On the hardware front, Nie's group has developed a dedicated handheld Raman spectroscope called a SpectroPen, and tested it in mice. The device, being commercialized through an Emory spinoff company called SpectroPath (for which Nie is Chief Scientific Consultant), is a pen-sized gadget that will allow surgeons to identify tumor margins following SERS particle injection based on a beeping sound, similar to a contractor locating wall studs with a stud-finder.
Gambhir's lab is developing a fiber-optic endoscopy add-on that enables imaging of SERS particles in, for instance, the colon wall of human patients. According to Gambhir, the tool allows multiplexed detection of up to 10 different Raman reporters over a wide working distance, which is critical when dealing with the uneven contours of living tissue. The lab, in collaboration with GE, is also working on a high-speed, dedicated Raman imager, called SARI (small animal Raman imaging).

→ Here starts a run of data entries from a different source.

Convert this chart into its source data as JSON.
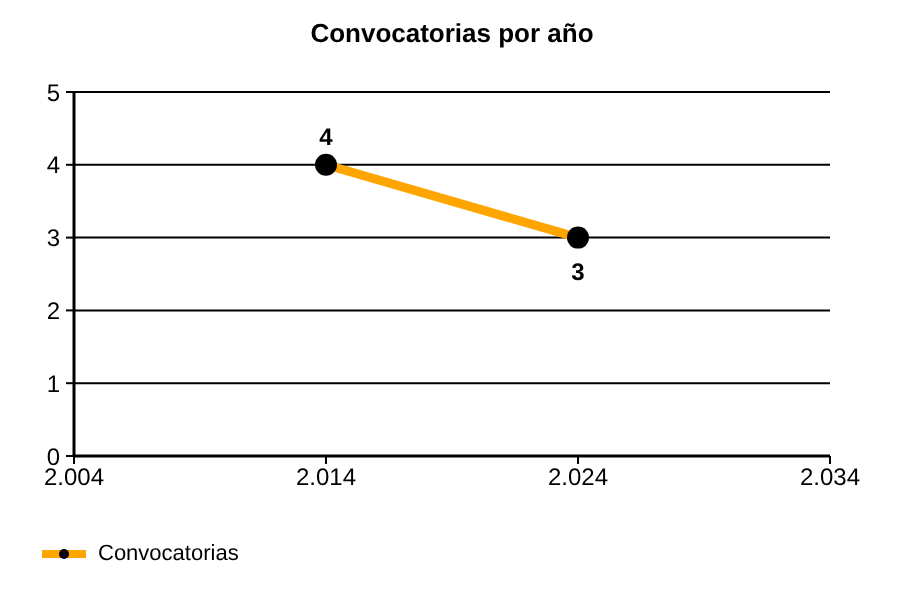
{
  "chart_data": {
    "type": "line",
    "title": "Convocatorias por año",
    "x": [
      2014,
      2024
    ],
    "series": [
      {
        "name": "Convocatorias",
        "color": "#ffa500",
        "values": [
          4,
          3
        ]
      }
    ],
    "xlim": [
      2004,
      2034
    ],
    "xticks": [
      {
        "value": 2004,
        "label": "2.004"
      },
      {
        "value": 2014,
        "label": "2.014"
      },
      {
        "value": 2024,
        "label": "2.024"
      },
      {
        "value": 2034,
        "label": "2.034"
      }
    ],
    "ylim": [
      0,
      5
    ],
    "yticks": [
      0,
      1,
      2,
      3,
      4,
      5
    ],
    "grid": "y",
    "legend": "bottom left",
    "marker": "circle",
    "line_style": "solid",
    "data_labels": true
  }
}
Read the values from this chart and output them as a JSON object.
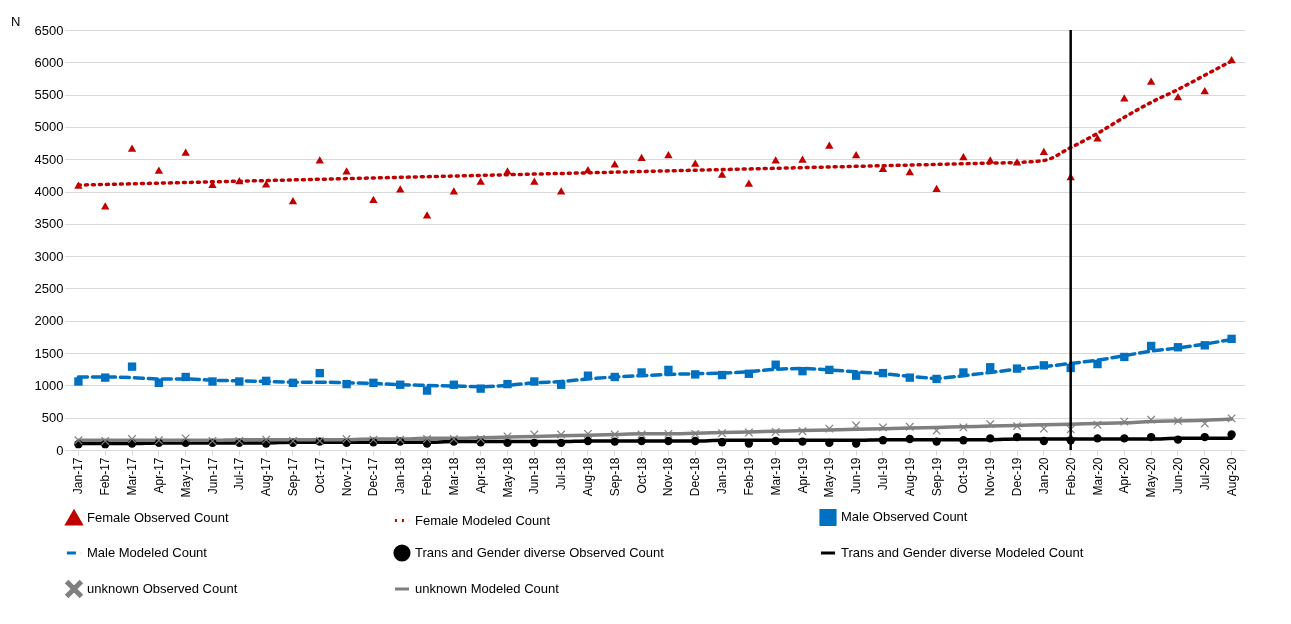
{
  "chart_data": {
    "type": "line",
    "ylabel": "N",
    "categories": [
      "Jan-17",
      "Feb-17",
      "Mar-17",
      "Apr-17",
      "May-17",
      "Jun-17",
      "Jul-17",
      "Aug-17",
      "Sep-17",
      "Oct-17",
      "Nov-17",
      "Dec-17",
      "Jan-18",
      "Feb-18",
      "Mar-18",
      "Apr-18",
      "May-18",
      "Jun-18",
      "Jul-18",
      "Aug-18",
      "Sep-18",
      "Oct-18",
      "Nov-18",
      "Dec-18",
      "Jan-19",
      "Feb-19",
      "Mar-19",
      "Apr-19",
      "May-19",
      "Jun-19",
      "Jul-19",
      "Aug-19",
      "Sep-19",
      "Oct-19",
      "Nov-19",
      "Dec-19",
      "Jan-20",
      "Feb-20",
      "Mar-20",
      "Apr-20",
      "May-20",
      "Jun-20",
      "Jul-20",
      "Aug-20"
    ],
    "series": [
      {
        "name": "Female Observed Count",
        "type": "scatter",
        "marker": "triangle",
        "color": "#c00000",
        "values": [
          4100,
          3780,
          4670,
          4330,
          4610,
          4110,
          4170,
          4120,
          3860,
          4490,
          4320,
          3880,
          4040,
          3640,
          4010,
          4160,
          4320,
          4160,
          4010,
          4340,
          4430,
          4530,
          4570,
          4440,
          4270,
          4130,
          4490,
          4500,
          4720,
          4570,
          4360,
          4310,
          4050,
          4540,
          4490,
          4460,
          4620,
          4230,
          4830,
          5450,
          5710,
          5470,
          5560,
          6040
        ]
      },
      {
        "name": "Female Modeled Count",
        "line_style": "dotted",
        "color": "#c00000",
        "values": [
          4100,
          4110,
          4120,
          4130,
          4140,
          4150,
          4160,
          4170,
          4180,
          4190,
          4200,
          4210,
          4220,
          4230,
          4240,
          4250,
          4260,
          4270,
          4280,
          4290,
          4300,
          4310,
          4320,
          4330,
          4340,
          4350,
          4360,
          4370,
          4380,
          4390,
          4400,
          4410,
          4420,
          4430,
          4440,
          4450,
          4480,
          4680,
          4900,
          5150,
          5380,
          5580,
          5800,
          6020
        ]
      },
      {
        "name": "Male Observed Count",
        "type": "scatter",
        "marker": "square",
        "color": "#0070c0",
        "values": [
          1060,
          1120,
          1290,
          1040,
          1130,
          1060,
          1060,
          1070,
          1040,
          1190,
          1020,
          1040,
          1010,
          920,
          1010,
          950,
          1020,
          1060,
          1010,
          1150,
          1130,
          1200,
          1240,
          1170,
          1160,
          1180,
          1320,
          1220,
          1240,
          1150,
          1190,
          1120,
          1100,
          1200,
          1280,
          1260,
          1310,
          1270,
          1330,
          1440,
          1610,
          1590,
          1620,
          1720
        ]
      },
      {
        "name": "Male Modeled Count",
        "line_style": "dashed",
        "color": "#0070c0",
        "values": [
          1130,
          1130,
          1120,
          1100,
          1100,
          1080,
          1070,
          1060,
          1050,
          1050,
          1040,
          1030,
          1010,
          1000,
          990,
          980,
          1000,
          1040,
          1060,
          1100,
          1130,
          1150,
          1170,
          1180,
          1190,
          1210,
          1250,
          1260,
          1240,
          1210,
          1180,
          1140,
          1110,
          1150,
          1200,
          1250,
          1290,
          1340,
          1390,
          1460,
          1530,
          1580,
          1640,
          1710
        ]
      },
      {
        "name": "Trans and Gender diverse Observed Count",
        "type": "scatter",
        "marker": "circle",
        "color": "#000000",
        "values": [
          90,
          90,
          100,
          110,
          110,
          110,
          110,
          100,
          110,
          130,
          110,
          120,
          130,
          100,
          130,
          120,
          110,
          110,
          110,
          140,
          130,
          140,
          140,
          140,
          120,
          100,
          140,
          130,
          110,
          100,
          150,
          170,
          130,
          150,
          180,
          200,
          140,
          150,
          180,
          180,
          200,
          160,
          200,
          240
        ]
      },
      {
        "name": "Trans and Gender diverse Modeled Count",
        "line_style": "solid",
        "color": "#000000",
        "values": [
          100,
          100,
          100,
          110,
          110,
          110,
          110,
          110,
          120,
          120,
          120,
          120,
          120,
          120,
          130,
          130,
          130,
          130,
          130,
          140,
          140,
          140,
          140,
          140,
          150,
          150,
          150,
          150,
          150,
          150,
          160,
          160,
          160,
          160,
          160,
          170,
          170,
          170,
          170,
          170,
          170,
          180,
          180,
          180
        ]
      },
      {
        "name": "unknown Observed Count",
        "type": "scatter",
        "marker": "cross",
        "color": "#7f7f7f",
        "values": [
          150,
          140,
          170,
          150,
          180,
          140,
          140,
          160,
          140,
          140,
          170,
          160,
          160,
          170,
          170,
          170,
          210,
          240,
          240,
          250,
          240,
          240,
          250,
          250,
          260,
          270,
          280,
          290,
          330,
          380,
          350,
          360,
          300,
          350,
          400,
          370,
          330,
          320,
          390,
          440,
          470,
          450,
          410,
          490
        ]
      },
      {
        "name": "unknown Modeled Count",
        "line_style": "solid",
        "color": "#7f7f7f",
        "values": [
          150,
          150,
          150,
          150,
          150,
          150,
          160,
          160,
          160,
          160,
          160,
          170,
          170,
          180,
          180,
          190,
          200,
          210,
          220,
          230,
          240,
          250,
          250,
          260,
          270,
          280,
          290,
          300,
          310,
          320,
          330,
          340,
          350,
          360,
          370,
          380,
          390,
          400,
          410,
          420,
          440,
          450,
          460,
          480
        ]
      }
    ],
    "ylim": [
      0,
      6500
    ],
    "yticks": [
      0,
      500,
      1000,
      1500,
      2000,
      2500,
      3000,
      3500,
      4000,
      4500,
      5000,
      5500,
      6000,
      6500
    ],
    "grid": "y",
    "legend": "bottom",
    "ref_lines": [
      {
        "axis": "x",
        "value": "Feb-20",
        "color": "#000000"
      }
    ]
  }
}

The result of all this development work could be in vivo imaging orders of magnitude better, in terms of both sensitivity and multiplexing, than currently achievable with optical modalities. That's not to say fluorescence and bioluminescence are going anywhere. “The advantage of fluorescence is you can get fluorescence from small molecules; you don't have to inject gold nanoparticles,” says Gambhir. “Also, there are already instruments available for it.” Plus, Raman can really only be used for relatively shallow imaging, up to 1-cm deep. “You could go into a mouse skull, but not into a rabbit or human skull,” he says, meaning human brain imaging, for instance, would have to be carried out in the operating theater.
In the end, says Gambhir, there's room enough for multiple modalities in clinical imaging. “There are advantages and disadvantages for fluorescence and bioluminescence and Raman. There's not a single clear winner.” Well, other than patients, of course.